Towards Accurate Forecasting of Renewable Energy : Building Datasets and Benchmarking Machine Learning Models for Solar and Wind Power in France
Eloi Lindas, Yannig Goude, Philippe Ciais
TL;DR
This work tackles country-scale forecasting of renewable energy in France by building spatially explicit datasets that fuse weather data with capacity and location information for solar and wind power. It benchmarks three modeling paradigms—spatially averaged inputs, dimension-reduced inputs, and CNN-based image inputs—while rigorously evaluating cross-validation and hyperparameter optimization tailored for time-series data. Key findings show that preserving temporal structure in cross-validation yields more reliable generalization estimates, and that neural-network approaches, especially CNNs operating on power-weighted weather maps, effectively capture spatial patterns and outperform traditional tree-based models in extrapolating to expanding capacity scenarios. The study reports midterm horizon errors around 4–10% nRMSE and demonstrates the practicality of the approach for regional power supply forecasting, complemented by open access datasets for future benchmarking and method development.
Abstract
Accurate prediction of non-dispatchable renewable energy sources is essential for grid stability and price prediction. Regional power supply forecasts are usually indirect through a bottom-up approach of plant-level forecasts, incorporate lagged power values, and do not use the potential of spatially resolved data. This study presents a comprehensive methodology for predicting solar and wind power production at country scale in France using machine learning models trained with spatially explicit weather data combined with spatial information about production sites capacity. A dataset is built spanning from 2012 to 2023, using daily power production data from RTE (the national grid operator) as the target variable, with daily weather data from ERA5, production sites capacity and location, and electricity prices as input features. Three modeling approaches are explored to handle spatially resolved weather data: spatial averaging over the country, dimension reduction through principal component analysis, and a computer vision architecture to exploit complex spatial relationships.

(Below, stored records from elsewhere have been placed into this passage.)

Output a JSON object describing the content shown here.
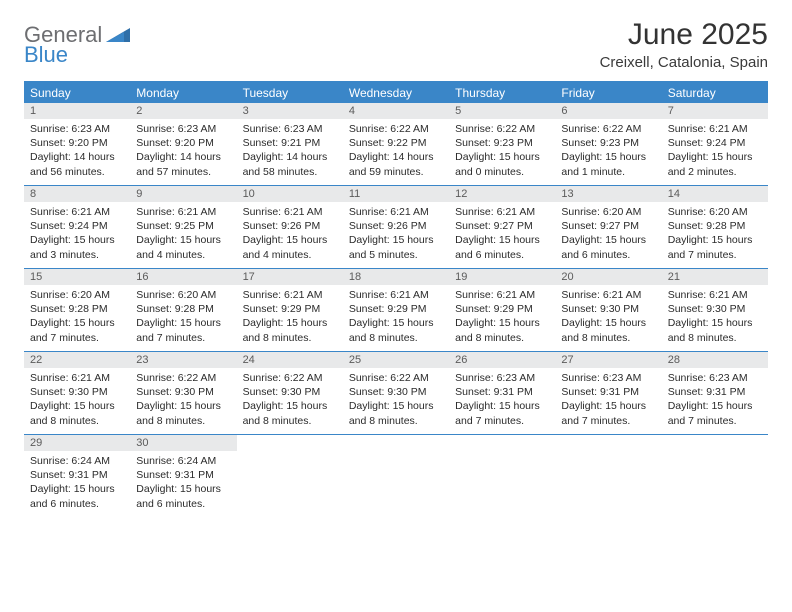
{
  "logo": {
    "part1": "General",
    "part2": "Blue"
  },
  "title": "June 2025",
  "subtitle": "Creixell, Catalonia, Spain",
  "colors": {
    "header_bg": "#3a86c8",
    "header_text": "#ffffff",
    "daynum_bg": "#e8e9ea",
    "daynum_text": "#5b5b5b",
    "body_text": "#2b2b2b",
    "title_text": "#333333",
    "logo_gray": "#6d6e71",
    "logo_blue": "#3a86c8",
    "week_border": "#3a86c8",
    "page_bg": "#ffffff"
  },
  "font": {
    "family": "Arial",
    "dayname_size": 12,
    "daynum_size": 11,
    "body_size": 10.5,
    "title_size": 30,
    "subtitle_size": 15
  },
  "daynames": [
    "Sunday",
    "Monday",
    "Tuesday",
    "Wednesday",
    "Thursday",
    "Friday",
    "Saturday"
  ],
  "days": [
    {
      "n": 1,
      "sunrise": "6:23 AM",
      "sunset": "9:20 PM",
      "daylight": "14 hours and 56 minutes."
    },
    {
      "n": 2,
      "sunrise": "6:23 AM",
      "sunset": "9:20 PM",
      "daylight": "14 hours and 57 minutes."
    },
    {
      "n": 3,
      "sunrise": "6:23 AM",
      "sunset": "9:21 PM",
      "daylight": "14 hours and 58 minutes."
    },
    {
      "n": 4,
      "sunrise": "6:22 AM",
      "sunset": "9:22 PM",
      "daylight": "14 hours and 59 minutes."
    },
    {
      "n": 5,
      "sunrise": "6:22 AM",
      "sunset": "9:23 PM",
      "daylight": "15 hours and 0 minutes."
    },
    {
      "n": 6,
      "sunrise": "6:22 AM",
      "sunset": "9:23 PM",
      "daylight": "15 hours and 1 minute."
    },
    {
      "n": 7,
      "sunrise": "6:21 AM",
      "sunset": "9:24 PM",
      "daylight": "15 hours and 2 minutes."
    },
    {
      "n": 8,
      "sunrise": "6:21 AM",
      "sunset": "9:24 PM",
      "daylight": "15 hours and 3 minutes."
    },
    {
      "n": 9,
      "sunrise": "6:21 AM",
      "sunset": "9:25 PM",
      "daylight": "15 hours and 4 minutes."
    },
    {
      "n": 10,
      "sunrise": "6:21 AM",
      "sunset": "9:26 PM",
      "daylight": "15 hours and 4 minutes."
    },
    {
      "n": 11,
      "sunrise": "6:21 AM",
      "sunset": "9:26 PM",
      "daylight": "15 hours and 5 minutes."
    },
    {
      "n": 12,
      "sunrise": "6:21 AM",
      "sunset": "9:27 PM",
      "daylight": "15 hours and 6 minutes."
    },
    {
      "n": 13,
      "sunrise": "6:20 AM",
      "sunset": "9:27 PM",
      "daylight": "15 hours and 6 minutes."
    },
    {
      "n": 14,
      "sunrise": "6:20 AM",
      "sunset": "9:28 PM",
      "daylight": "15 hours and 7 minutes."
    },
    {
      "n": 15,
      "sunrise": "6:20 AM",
      "sunset": "9:28 PM",
      "daylight": "15 hours and 7 minutes."
    },
    {
      "n": 16,
      "sunrise": "6:20 AM",
      "sunset": "9:28 PM",
      "daylight": "15 hours and 7 minutes."
    },
    {
      "n": 17,
      "sunrise": "6:21 AM",
      "sunset": "9:29 PM",
      "daylight": "15 hours and 8 minutes."
    },
    {
      "n": 18,
      "sunrise": "6:21 AM",
      "sunset": "9:29 PM",
      "daylight": "15 hours and 8 minutes."
    },
    {
      "n": 19,
      "sunrise": "6:21 AM",
      "sunset": "9:29 PM",
      "daylight": "15 hours and 8 minutes."
    },
    {
      "n": 20,
      "sunrise": "6:21 AM",
      "sunset": "9:30 PM",
      "daylight": "15 hours and 8 minutes."
    },
    {
      "n": 21,
      "sunrise": "6:21 AM",
      "sunset": "9:30 PM",
      "daylight": "15 hours and 8 minutes."
    },
    {
      "n": 22,
      "sunrise": "6:21 AM",
      "sunset": "9:30 PM",
      "daylight": "15 hours and 8 minutes."
    },
    {
      "n": 23,
      "sunrise": "6:22 AM",
      "sunset": "9:30 PM",
      "daylight": "15 hours and 8 minutes."
    },
    {
      "n": 24,
      "sunrise": "6:22 AM",
      "sunset": "9:30 PM",
      "daylight": "15 hours and 8 minutes."
    },
    {
      "n": 25,
      "sunrise": "6:22 AM",
      "sunset": "9:30 PM",
      "daylight": "15 hours and 8 minutes."
    },
    {
      "n": 26,
      "sunrise": "6:23 AM",
      "sunset": "9:31 PM",
      "daylight": "15 hours and 7 minutes."
    },
    {
      "n": 27,
      "sunrise": "6:23 AM",
      "sunset": "9:31 PM",
      "daylight": "15 hours and 7 minutes."
    },
    {
      "n": 28,
      "sunrise": "6:23 AM",
      "sunset": "9:31 PM",
      "daylight": "15 hours and 7 minutes."
    },
    {
      "n": 29,
      "sunrise": "6:24 AM",
      "sunset": "9:31 PM",
      "daylight": "15 hours and 6 minutes."
    },
    {
      "n": 30,
      "sunrise": "6:24 AM",
      "sunset": "9:31 PM",
      "daylight": "15 hours and 6 minutes."
    }
  ],
  "layout": {
    "first_day_column": 0,
    "columns": 7
  },
  "labels": {
    "sunrise": "Sunrise:",
    "sunset": "Sunset:",
    "daylight": "Daylight:"
  }
}
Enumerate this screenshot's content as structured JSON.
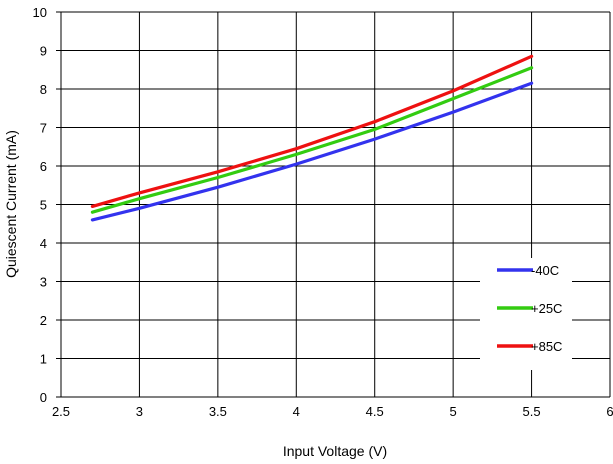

The study benchmarks state-of-the-art machine learning models as well as hyperparameter tuning approaches based on cross-validation methods on daily power production data. Results indicate that cross-validation tailored to time series is best suited to reach low error. We found that neural networks tend to outperform traditional tree-based models, which face challenges in extrapolation due to the increasing renewable capacity over time. Model performance ranges from 4% to 10% in nRMSE for midterm horizon, achieving similar error metrics to local models established at a single-plant level, highlighting the potential of these methods for regional power supply forecasting.